Historically, the researchers said, sustained price rallies align with accelerating ETF demand, but current levels suggest market sentiment remains bearish. Excluding Grayscale’s GBTC, ETF holdings have stagnated since late 2024, further showing the glaring weakened institutional participation. Network activity, a key indicator of blockchain usage, has also deteriorated to yearly lows.
The analytical firm’s Bitcoin Network Activity Index fell 17% from its November 2024 peak to 3,658, dipping below its 365-day moving average for the first time since July 2021. The index tracks metrics like active addresses and transaction volumes, with the current slump signaling reduced user engagement. To add more fuel to the fire, stablecoin liquidity expansion — a critical driver of crypto rallies — has also stalled.
While the total stablecoin market cap surpassed $200 billion, its 60-day growth rate collapsed 92% from $20.4 billion in December 2024 to $1.5 billion.

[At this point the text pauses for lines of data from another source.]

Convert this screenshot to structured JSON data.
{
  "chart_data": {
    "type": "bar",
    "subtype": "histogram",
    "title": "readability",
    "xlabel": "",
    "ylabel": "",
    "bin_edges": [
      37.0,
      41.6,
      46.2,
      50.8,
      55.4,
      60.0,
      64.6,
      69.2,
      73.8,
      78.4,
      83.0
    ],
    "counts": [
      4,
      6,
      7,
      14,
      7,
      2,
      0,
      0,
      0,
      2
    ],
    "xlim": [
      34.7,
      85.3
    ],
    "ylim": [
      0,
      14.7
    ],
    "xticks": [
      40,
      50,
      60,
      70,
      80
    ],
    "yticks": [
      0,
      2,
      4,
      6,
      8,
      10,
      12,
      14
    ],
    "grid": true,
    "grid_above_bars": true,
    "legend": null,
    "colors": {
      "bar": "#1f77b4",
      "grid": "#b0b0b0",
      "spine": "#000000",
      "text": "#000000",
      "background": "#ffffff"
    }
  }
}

Cryptoquant analysts emphasized that renewed stablecoin inflows are essential to reignite bitcoin’s upward momentum. U.S. spot demand too has weakened considerably, per Cryptoquant’s Inter-exchange Flow Pulse.
Bitcoin transfers to Coinbase, often tied to bullish U.S. trading activity, slowed a great deal and crossed below their 90-day moving average (MA) — a pattern historically preceding price corrections. The report concludes that bitcoin’s realized price band of $86,000 is a critical support level. The onchain analytics and intelligence firm cautioned that without improved demand or liquidity, BTC prices may test this threshold, extending its downward trend.